I am not religeous but I don’t mind cherry picking from religeon when it suits me. Take Christmas, which I like a lot, even though I’m a (secular) Jew. Or take Shabbat, the technically religeous seventh day of rest embedded deep and far into the history of Jews, which I have adapted into a Friday-Saturday ‘Techno Shabbat’ on which I go offline for 24 hours and instead read, talk, be un-digital.

But over the summer, when so much closes for six to seven weeks (Schools, Parliament, even business basically shuts for at least a month) I thought of another observance, the Christian Lent: 40 days and nights of abstention before Easter. For most people this means a type of food, or alcohol. Often people say they go ‘dry’ during January for a similar reason: a detox.

So I’m taking the summer off social media.
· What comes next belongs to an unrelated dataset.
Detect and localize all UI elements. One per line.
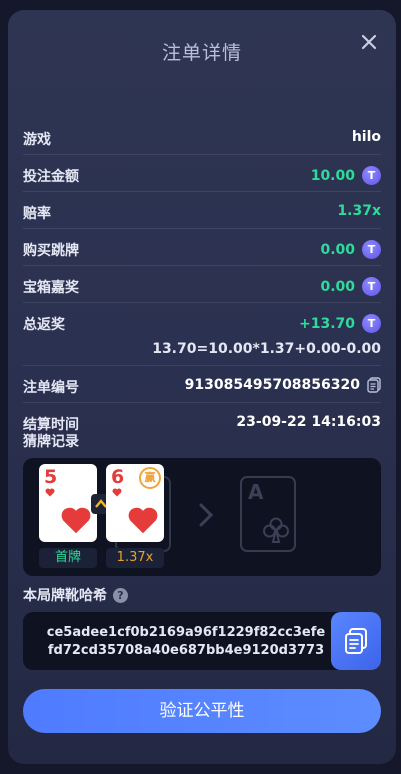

No daily, hourly, more than hourly updates on Facebook, Twitter, Linked-In, but a pause to get into a different rythmn, and to watch the world turn differently, without narrating it, illustrating it, instantly, or reacting to the ways other people do.

For During the 1920s and 1930s Jews in America campaigned for weekly Shabbat to become culturally normal. The ‘Shomer Shabbat’ movement was successful. Campaigners against 24/7 Sunday trading might learn from this campaign.

So I’m taking a leaf out of the book of my forbears and adapting it for the six-seven weeks before ‘term’ restarts.

I wish you a restful, low-to-no digital Summer. And yes, when I’m back online, I’ll be posting how I got on.